Comecei a passar o álbum. Neve, neve, mais neve. Meu Deus, haja neve. E Mariana em quase todas as fotos, com sua cara de nojenta. Mariana aprendendo a esquiar. Mariana e seu bonequinho de gelo. Mariana e o chocolate quente. "E agora, o que eu falo? Ah, ela tá achando que eu sou burro, e isso por que nem sabe que eu sou de Itinga! Vai saber o que ela vai dizer se souber qual meu bairro! Mas rapaz, de geografia, eu entendo, já tinha ouvido falar de um lugar com muita neve, que brasileiro costumava ir. Ia largar o doce, queria ver se ela não ia passar a me respeitar!
- Pô, bonitas as fotos! Isso aqui foi naquela cidade na Argentina, né, Bariloche?

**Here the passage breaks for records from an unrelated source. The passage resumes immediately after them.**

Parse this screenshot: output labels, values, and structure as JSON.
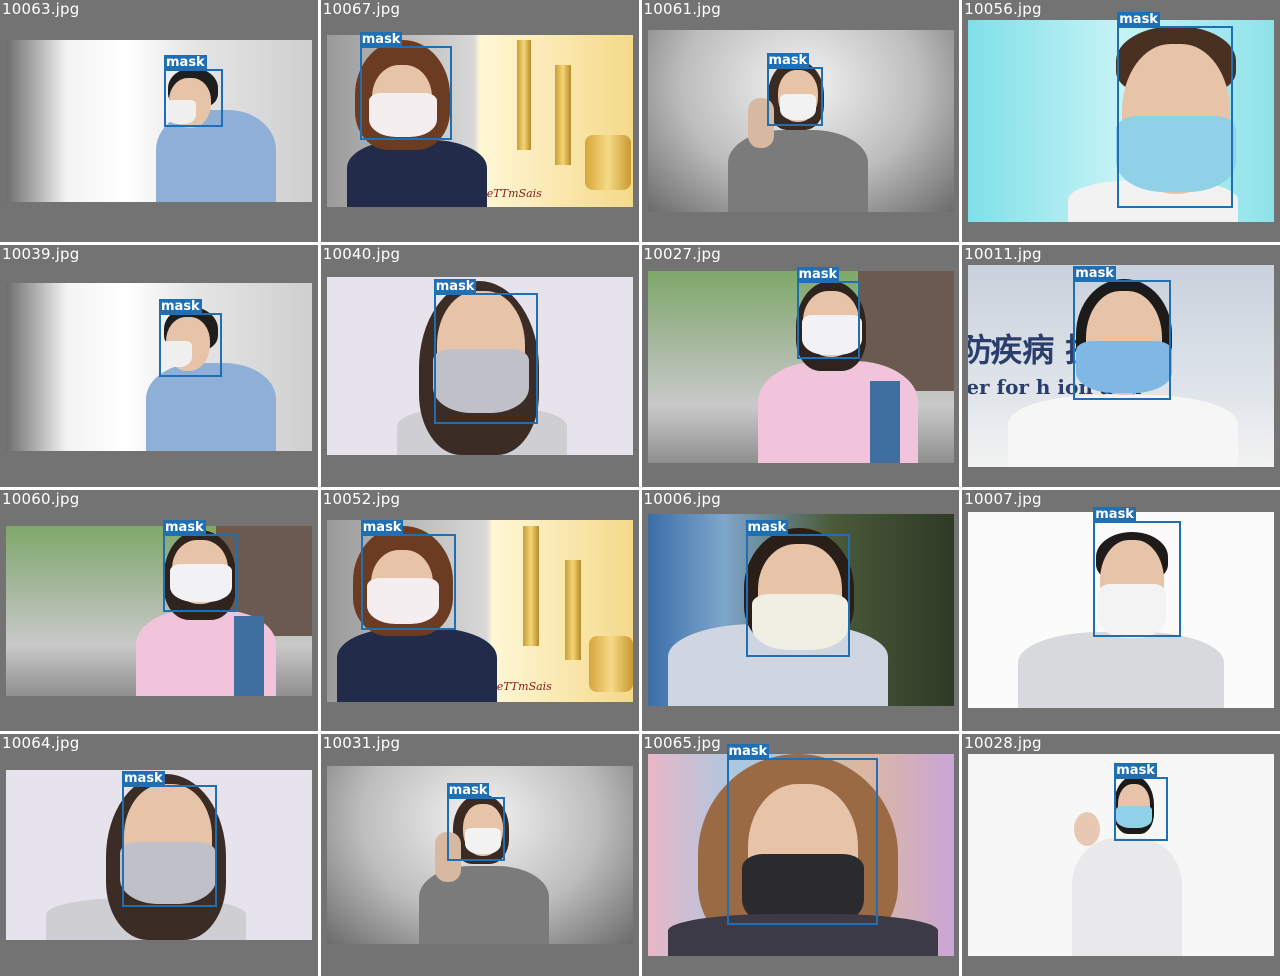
{
  "label_class": "mask",
  "colors": {
    "panel_bg": "#737373",
    "box": "#1f6fb4",
    "filename_text": "#ffffff"
  },
  "tiles": [
    {
      "filename": "10063.jpg",
      "detections": [
        {
          "label": "mask"
        }
      ]
    },
    {
      "filename": "10067.jpg",
      "detections": [
        {
          "label": "mask"
        }
      ],
      "watermark": "eTTmSais"
    },
    {
      "filename": "10061.jpg",
      "detections": [
        {
          "label": "mask"
        }
      ]
    },
    {
      "filename": "10056.jpg",
      "detections": [
        {
          "label": "mask"
        }
      ]
    },
    {
      "filename": "10039.jpg",
      "detections": [
        {
          "label": "mask"
        }
      ]
    },
    {
      "filename": "10040.jpg",
      "detections": [
        {
          "label": "mask"
        }
      ]
    },
    {
      "filename": "10027.jpg",
      "detections": [
        {
          "label": "mask"
        }
      ]
    },
    {
      "filename": "10011.jpg",
      "detections": [
        {
          "label": "mask"
        }
      ],
      "sign_cn": "疾病   控制",
      "sign_cn_left": "防",
      "sign_en": "er for h          ion and"
    },
    {
      "filename": "10060.jpg",
      "detections": [
        {
          "label": "mask"
        }
      ]
    },
    {
      "filename": "10052.jpg",
      "detections": [
        {
          "label": "mask"
        }
      ],
      "watermark": "eTTmSais"
    },
    {
      "filename": "10006.jpg",
      "detections": [
        {
          "label": "mask"
        }
      ]
    },
    {
      "filename": "10007.jpg",
      "detections": [
        {
          "label": "mask"
        }
      ]
    },
    {
      "filename": "10064.jpg",
      "detections": [
        {
          "label": "mask"
        }
      ]
    },
    {
      "filename": "10031.jpg",
      "detections": [
        {
          "label": "mask"
        }
      ]
    },
    {
      "filename": "10065.jpg",
      "detections": [
        {
          "label": "mask"
        }
      ]
    },
    {
      "filename": "10028.jpg",
      "detections": [
        {
          "label": "mask"
        }
      ]
    }
  ]
}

Aí Mariana se retou. Tomou o álbum das minhas mãos, saiu pisando forte, virou pra trás e disse:
- Eu só vou pra Bariloche no meio do ano, não tem neve lá em Janeiro, não. Essas fotos eu tirei na Carolina do Norte, seu BURRO!
Aí meu mundo caiu. Cheguei em casa, e nem quis olhar na cara de minha mãe, só pra não ter que ouvir um "Eu não te disse que lá em Villas todo mundo é rico?". Fui correndo no meu guarda-roupa, peguei um Atlas e saí folheando desesperadamente. Minha mãe espantou-se com a cena, se aproximou e perguntou:
- Meu filho, o que houve na aula? Aconteceu alguma coisa? Você contou pra alguém que era de Itinga?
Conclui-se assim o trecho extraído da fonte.